Friday, September 26, 2014

Get Rich or Die Trying

 Of all the things I've been through, I never thought the biggest thing I'd struggle with was being self-absorbed. This has become more and more apparent to me as the days roll by. This might just be yet another in the long list of inconvenient side-effects from my injury. I definitely have more information to process, what with errant nerve impulses and amnesia-inflicted muscles. But I think I've let that reasonable possibility expand in to something more dangerous; an excuse for withdrawal from the synapses of day-to-day activity.

Solitary refinement.


Needed A.S.A.P. (source)

Without truly realizing it, I've needed time to process the many ills that have beset me and my family. Mentioning before how I'm still unsure as to what constitutes TMI, my previous posts this month clearly give credence to that fact. It's so very easy to just sit down and start typing, venting to an imaginary audience and validating my existence through other people's knowledge of my history.

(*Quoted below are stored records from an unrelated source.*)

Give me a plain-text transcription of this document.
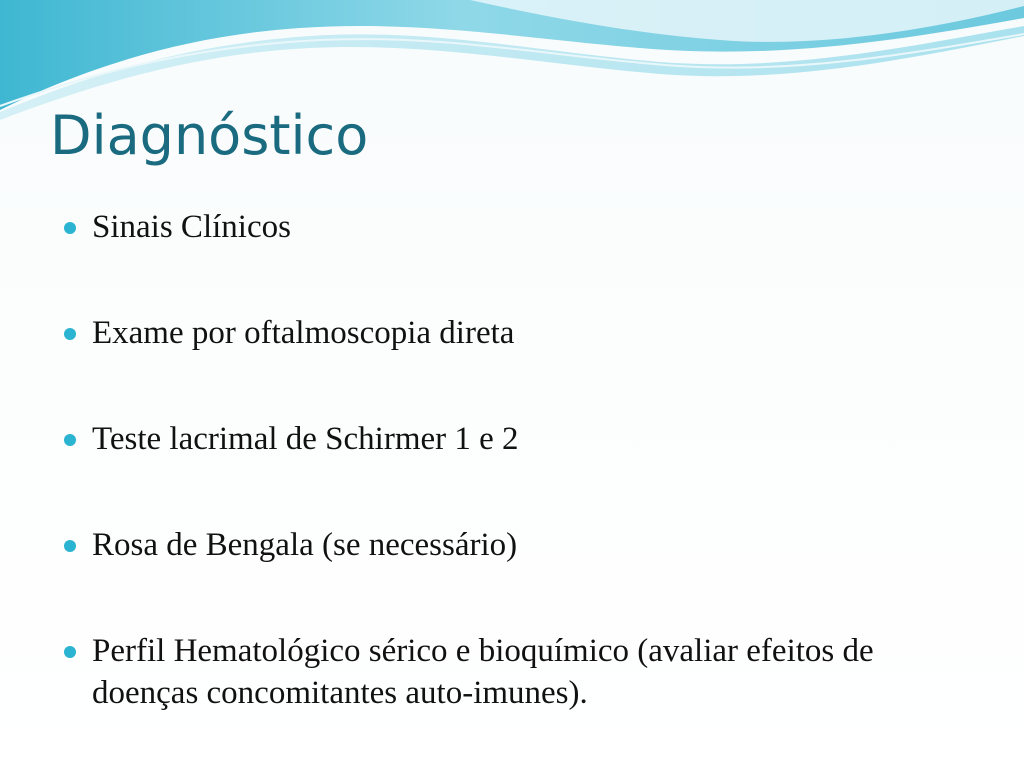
Diagnóstico
Sinais Clínicos
Exame por oftalmoscopia direta
Teste lacrimal de Schirmer 1 e 2
Rosa de Bengala (se necessário)
Perfil Hematológico sérico e bioquímico (avaliar efeitos de doenças concomitantes auto-imunes).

Talking to someone one-on-one does nothing but solidify my thought patterns, I know how to process information. In fact I've felt that I've had too much information, zipping around and colliding inside my head. My justification for attempting to loan ears? If only people knew my true story, I wouldn't have to endure the assumptions and gradual decline of social circles. I could easily attribute my increasing introversion to the usual factors; people being nasty, the world is ugly, I'm too nice and just need time... but the simple truth is that I need to get on with my life and ignore the unnecessary external recognition. 

What's considered dirty laundry? At this point I've decided it doesn't matter. If I still need to tell my life's story, I'll write a book.

I don't want my personal life out on the world wide web for all to see. I've come to realize that the need to share my story may indeed be justified, but it's merely a glorified and thinly-veiled cry for attention. Granted, the things that have happened to me are in no way run-of-the-mill, but there's no scale when it comes to who's-been-through-what. I can't justify expecting recognition when everyday some child dies without so much as a whisper. No recognition, no pity.

My burdens, trials & tribulations are exactly that... Mine. I've come to realize that I must learn to bear them with the gait of one whose character demands no praise. The fact that I wanted to share wasn't a mistake, I still need to spread my knowledge. The way I've been going about is is all wrong. The best way to move forward is to actively interact with my outside world, to learn new information so I can trade with my life experience, as the people who matter should never be too far off the path I walk. 

Life experience, so priceless and unique... this currency of nature is my true measure of a human's worth; a testament to the resilience of the human spirit. The more you've been through, the more you've experienced, the richer you are. 

Flammable lemons are a bitch, but they net a solid profit.

In case it wasn't obvious from my rant, I've decided to rather focus this blog on creative expression, mixed with a hint of current affairs and a dash of funny. Have a great weekend, wherever you may be!